22 Novembre 1762.
Il pleuvait doucement sur la perfide et les gouttes de pluies qui filtraient du toit de chaume se mêlaient à la poussière, à la boue et au sang qui maculaient le bois vermoulu de la plateforme perchée sur une mangrove. C'était une petite plateforme recouverte d'un amas d'argile et de paille et de feuilles séchées, mise à nue, sans artifice. De nombreuses plateformes comme celles ci accueillaient souvent le fond du fond du panier de la cité, les mendiants soit trop estropiés, soit trop orgueilleux et stupide pour se faire esclave, qui n'auraient aucun espoir de ne pas finir au fond de l'eau, dévoré par les bêtes. Pourtant cette plateforme ci portait l'odeur du sang et de la mort et tous l'évitaient en dehors des capitaines. Elle était assez surelevée pour que personne ne vit ce qui s'y passait, mais aussi pour que tous puissent entendre les cris d'horreur, de douleur et d'agonie qui en sortaient. Il fallait bien que les capitaines aient un endroit pour effectuer certains sales boulots et cette idée venait d'ailleurs de celle qui s'occupait de l'aménagement de al cité pirate, et elle se trouvait en pleine séance à ce moment.

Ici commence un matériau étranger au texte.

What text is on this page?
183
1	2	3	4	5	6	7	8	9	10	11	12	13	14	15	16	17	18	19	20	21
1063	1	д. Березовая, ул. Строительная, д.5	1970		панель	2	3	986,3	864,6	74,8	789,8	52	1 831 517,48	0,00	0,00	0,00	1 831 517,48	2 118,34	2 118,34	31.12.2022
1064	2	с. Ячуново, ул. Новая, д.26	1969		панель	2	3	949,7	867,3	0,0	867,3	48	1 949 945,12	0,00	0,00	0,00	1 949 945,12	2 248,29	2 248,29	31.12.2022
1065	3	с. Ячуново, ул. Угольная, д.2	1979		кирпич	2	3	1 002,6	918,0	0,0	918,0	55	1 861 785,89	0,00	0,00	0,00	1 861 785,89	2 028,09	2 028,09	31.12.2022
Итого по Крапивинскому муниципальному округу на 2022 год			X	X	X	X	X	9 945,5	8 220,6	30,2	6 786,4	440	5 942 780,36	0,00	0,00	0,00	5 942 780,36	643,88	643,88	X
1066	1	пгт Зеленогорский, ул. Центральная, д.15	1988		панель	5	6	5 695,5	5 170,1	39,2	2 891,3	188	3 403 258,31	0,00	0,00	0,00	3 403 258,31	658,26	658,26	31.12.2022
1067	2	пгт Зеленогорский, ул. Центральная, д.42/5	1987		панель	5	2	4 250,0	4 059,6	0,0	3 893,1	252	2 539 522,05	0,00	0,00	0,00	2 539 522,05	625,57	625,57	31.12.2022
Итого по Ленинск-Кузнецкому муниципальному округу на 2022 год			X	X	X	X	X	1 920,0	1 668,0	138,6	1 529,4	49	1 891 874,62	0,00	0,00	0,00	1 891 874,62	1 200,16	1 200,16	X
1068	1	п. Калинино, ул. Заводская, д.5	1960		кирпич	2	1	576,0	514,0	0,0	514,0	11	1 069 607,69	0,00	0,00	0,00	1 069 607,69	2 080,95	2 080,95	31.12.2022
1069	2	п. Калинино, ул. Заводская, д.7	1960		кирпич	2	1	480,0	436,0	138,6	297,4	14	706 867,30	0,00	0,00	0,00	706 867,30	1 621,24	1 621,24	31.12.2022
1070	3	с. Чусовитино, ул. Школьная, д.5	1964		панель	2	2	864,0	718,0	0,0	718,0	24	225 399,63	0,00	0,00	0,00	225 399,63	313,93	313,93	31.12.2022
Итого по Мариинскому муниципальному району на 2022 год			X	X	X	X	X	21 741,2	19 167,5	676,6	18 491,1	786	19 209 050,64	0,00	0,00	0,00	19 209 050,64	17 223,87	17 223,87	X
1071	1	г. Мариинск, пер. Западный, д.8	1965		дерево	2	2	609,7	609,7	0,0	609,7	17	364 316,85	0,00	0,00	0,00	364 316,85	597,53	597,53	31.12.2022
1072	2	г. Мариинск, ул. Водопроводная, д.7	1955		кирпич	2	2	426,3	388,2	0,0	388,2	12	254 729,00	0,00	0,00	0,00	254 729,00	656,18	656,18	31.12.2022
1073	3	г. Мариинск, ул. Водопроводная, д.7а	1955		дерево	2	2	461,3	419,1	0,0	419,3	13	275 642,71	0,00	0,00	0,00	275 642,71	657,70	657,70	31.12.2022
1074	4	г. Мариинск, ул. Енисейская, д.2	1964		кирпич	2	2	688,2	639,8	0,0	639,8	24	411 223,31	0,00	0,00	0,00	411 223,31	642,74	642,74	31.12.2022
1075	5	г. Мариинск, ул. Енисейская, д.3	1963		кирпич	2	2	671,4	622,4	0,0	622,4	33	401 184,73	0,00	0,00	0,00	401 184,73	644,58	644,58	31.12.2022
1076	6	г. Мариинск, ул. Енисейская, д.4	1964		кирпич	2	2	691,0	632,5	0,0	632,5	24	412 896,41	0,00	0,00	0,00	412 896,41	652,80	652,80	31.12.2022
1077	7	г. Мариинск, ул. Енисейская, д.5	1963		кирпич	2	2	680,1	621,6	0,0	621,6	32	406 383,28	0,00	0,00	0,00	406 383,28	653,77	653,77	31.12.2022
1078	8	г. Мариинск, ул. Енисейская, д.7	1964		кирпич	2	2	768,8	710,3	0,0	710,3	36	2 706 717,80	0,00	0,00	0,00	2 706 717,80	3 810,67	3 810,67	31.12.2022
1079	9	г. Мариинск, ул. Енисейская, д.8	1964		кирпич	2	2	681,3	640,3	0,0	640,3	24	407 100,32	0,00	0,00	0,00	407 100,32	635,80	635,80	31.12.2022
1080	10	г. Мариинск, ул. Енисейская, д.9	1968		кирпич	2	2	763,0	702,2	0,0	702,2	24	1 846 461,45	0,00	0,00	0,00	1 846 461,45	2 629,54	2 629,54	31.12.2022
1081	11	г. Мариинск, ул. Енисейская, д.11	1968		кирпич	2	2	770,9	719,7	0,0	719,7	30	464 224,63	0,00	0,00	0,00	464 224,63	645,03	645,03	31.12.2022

Kalza'ah expira une bouffée de tabac, son agacement brutal se muait tranquillement en exaspération. Elle n'avait pas le temps d'être là aujourd'hui. Elle n'avait pas le temps de s'occuper correctement de ses clients, de ses expéditions, de ses projets personnels et de l'entretien de la cité, dont l'étanchéité des toits qui gouttaient, et encore moins de temps pour ce qu'elle était en train de faire. Un problème mineur mais assez gênant pour devoir être régler rapidement venait de se frayer un chemin dans son emploi du temps à son grand dam.
Alors avec la même précision, avec le même espoir de voir cette séance se termine et en y mettant plus de rage elle refit claquer son fouet de cuir à la poignée à tête de Graärh. Le fil cuisant ondula et émit son clac retentissant, la magie funeste laissant son impression malsaine dans l'air et une trace violacée sur la peau qu'elle frappa. Une nouvelle gerbe de sang, mêlée de pus, gicla sur le sol, qui goutta de plus belle et se perdit dans les profondeurs du marais où d'étranges créatures se mouvaient, rendues folles par les touches de nectar délicieux qui leur arrivaient du ciel.
Mais elles attendraient.
Car l'elfe au dos mis en charpie ne broncha pas plus que lors des précédents coups. Kalza'ah expira une nouvelle bouffée avec plus de lassitude. Le pauvre hère était tellement résigné, tellement recroquevillé au plus profond de sa petite tête, dans l'état le plus misérable, qu'il n'en restait rien. Quelque part elle le savait mais elle refusait de l'admettre et persistait à espérer qu'il se décide enfin à révéler son secret. Ce n'était pourtant pas compliqué. Ce n'était qu'une petite bavure sur sa fiche de compte, qu'une petit trou dans sa bourse de pièces mais qui pourrait rapidement s’aggraver si elle n'y faisait rien.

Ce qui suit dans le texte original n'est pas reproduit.